Numerosos artistas retrataram a decapitação do Batista na lúgubre prisão do palácio de Herodes (cf. Mc 6,14-29). Entre eles esteve Michelangelo Merisi, chamado Caravaggio, que em 1608 realizou sua maior tela (361 × 520 cm), a Decapitação de são João Batista. Conservada na Concatedral de São João de Valeta, em Malta, é a única obra assinada pelo artista.
Naquela época Caravaggio estava foragido: havia dois anos pesava sobre ele uma condenação à morte por homicídio nos Estados Pontifícios. Refugiado primeiro em Nápoles, em 14 de julho de 1607 chegou a Malta, governada pela Ordem dos Cavaleiros de São João. Quem lhe encomendou a obra foi o poderoso Grão-Mestre, o francês Alof de Wignacourt.

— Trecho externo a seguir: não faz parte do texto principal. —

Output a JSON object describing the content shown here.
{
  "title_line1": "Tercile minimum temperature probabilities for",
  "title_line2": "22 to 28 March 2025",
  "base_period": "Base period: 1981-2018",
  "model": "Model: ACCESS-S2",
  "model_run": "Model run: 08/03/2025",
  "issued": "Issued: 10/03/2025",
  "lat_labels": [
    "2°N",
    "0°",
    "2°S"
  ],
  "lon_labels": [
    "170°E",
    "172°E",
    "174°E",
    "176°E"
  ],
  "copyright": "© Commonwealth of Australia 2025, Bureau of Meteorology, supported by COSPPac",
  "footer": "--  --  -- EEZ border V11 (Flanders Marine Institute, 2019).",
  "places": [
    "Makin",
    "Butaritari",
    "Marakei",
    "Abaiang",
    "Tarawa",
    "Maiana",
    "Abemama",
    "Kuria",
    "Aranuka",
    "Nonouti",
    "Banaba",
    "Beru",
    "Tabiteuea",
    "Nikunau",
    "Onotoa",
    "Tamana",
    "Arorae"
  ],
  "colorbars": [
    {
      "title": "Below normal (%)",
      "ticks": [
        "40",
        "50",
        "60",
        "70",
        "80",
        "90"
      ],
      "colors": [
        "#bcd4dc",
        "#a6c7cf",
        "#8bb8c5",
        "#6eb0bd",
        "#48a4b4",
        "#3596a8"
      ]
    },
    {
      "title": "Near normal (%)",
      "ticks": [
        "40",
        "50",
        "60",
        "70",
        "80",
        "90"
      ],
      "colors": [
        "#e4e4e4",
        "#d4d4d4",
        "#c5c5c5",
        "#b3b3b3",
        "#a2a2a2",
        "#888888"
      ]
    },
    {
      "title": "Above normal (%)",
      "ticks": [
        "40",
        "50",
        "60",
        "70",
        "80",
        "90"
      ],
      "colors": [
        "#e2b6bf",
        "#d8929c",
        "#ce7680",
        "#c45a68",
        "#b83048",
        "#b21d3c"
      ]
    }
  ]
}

Caravaggio conduz o espectador à escuridão da prisão. Sob um amplo arco de pedra consuma-se uma cena de morte e violência. No centro, o carrasco debruça-se sobre o corpo exânime do Batista, abatido no chão por um golpe de espada. Com a esquerda o segura pelos cabelos, enquanto com a direita extrai de trás do ombro o punhal destinado ao golpe final. Esta arma curta, chamada "misericórdia", servia precisamente para pôr fim à agonia dos condenados.
Da profunda ferida no pescoço do Batista o sangue escorre pelo chão. Na mancha vermelha toma forma a assinatura "f. Michelang[e]lo", na qual o "f" significa "frei" e alude à sua condição de Cavaleiro da Obediência Magistral, título reservado aos membros de origem não aristocrática.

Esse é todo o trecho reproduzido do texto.